Further configured to set the variable bandwidths by eliminating gaps between adjacent band edges.

49. The method of claim 48 wherein

The prototype quantizer is further configured to eliminate the gaps by setting, for each gap, the adjacent band edges surrounding the gap equal to the average frequency value of two adjacent band edges. .

49. The method of claim 48 wherein

The prototype quantizer, for each gap, sets the adjacent band edge corresponding to the band with less energy to be equal to the frequency value of the adjacent band edge corresponding to the band with higher energy. Voice coder, further configured to remove them.

49. The method of claim 48 wherein

The prototype quantizer corresponds to, for each gap, the adjacent band edge corresponding to the band with the higher localization of energy at the center of the band and the band with the lower localization of energy at the center of the band. And remove the gaps by setting equal to a frequency value of the adjacent band edge.

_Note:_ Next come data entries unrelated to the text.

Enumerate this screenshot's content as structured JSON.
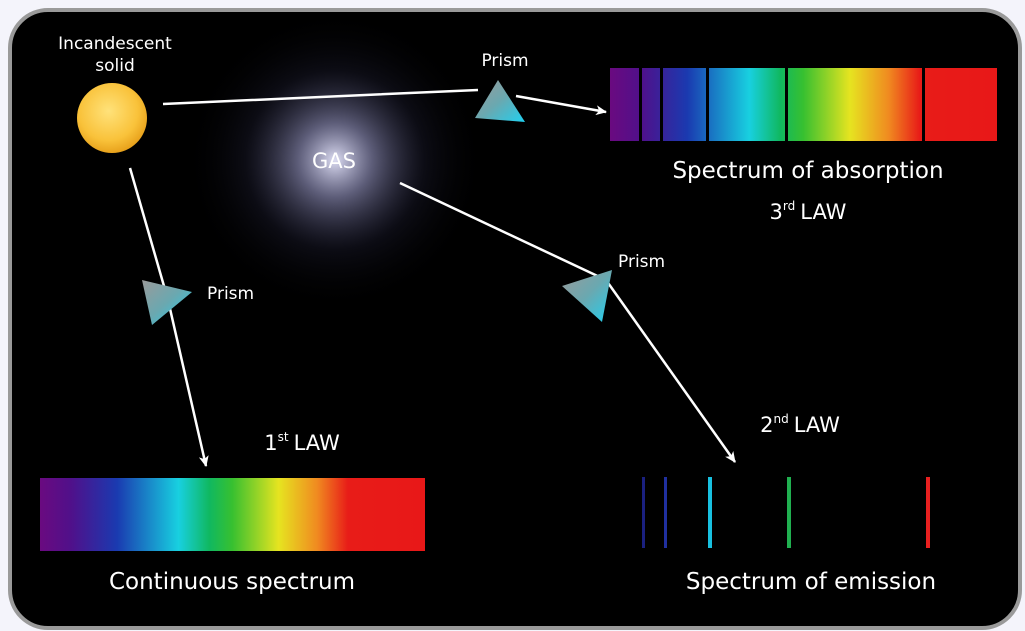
{
  "source": {
    "label_lines": [
      "Incandescent",
      "solid"
    ]
  },
  "gas": {
    "label": "GAS"
  },
  "prisms": [
    {
      "label": "Prism"
    },
    {
      "label": "Prism"
    },
    {
      "label": "Prism"
    }
  ],
  "absorption": {
    "caption": "Spectrum of absorption",
    "law": {
      "number": "3",
      "suffix": "rd",
      "text": "LAW"
    }
  },
  "continuous": {
    "caption": "Continuous spectrum",
    "law": {
      "number": "1",
      "suffix": "st",
      "text": "LAW"
    }
  },
  "emission": {
    "caption": "Spectrum of emission",
    "law": {
      "number": "2",
      "suffix": "nd",
      "text": "LAW"
    }
  }
}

49. The method of claim 48 wherein

The prototype quantizer is further configured to eliminate the gaps by adjusting the frequency values of two adjacent band edges for each gap, wherein the frequency value of the adjacent band edge corresponding to a band with higher frequencies is With respect to the adjustment of the frequency value of the adjacent band edge with lower frequencies, where x is the band energy of the adjacent band with higher frequencies, and y is the adjacent band with lower frequencies. Voice coder, characterized in that the band energy of the band.

49. The method of claim 48 wherein

The prototype quantizer is further configured to eliminate the gaps by adjusting the frequency values of two adjacent band edges for each gap, wherein the frequency value of the adjacent band edge corresponding to a band with higher frequencies is The ratio of the frequency value of the adjacent band edge with lower frequencies is adjusted in an x to y ratio, where x is the ratio of the adjacent band with lower frequencies for the total energy of the adjacent band with lower frequencies. A ratio of energy of center harmonics, y being a ratio of energy of center harmonics of the adjacent bands with higher frequencies to the total energy of the adjacent bands with higher frequencies.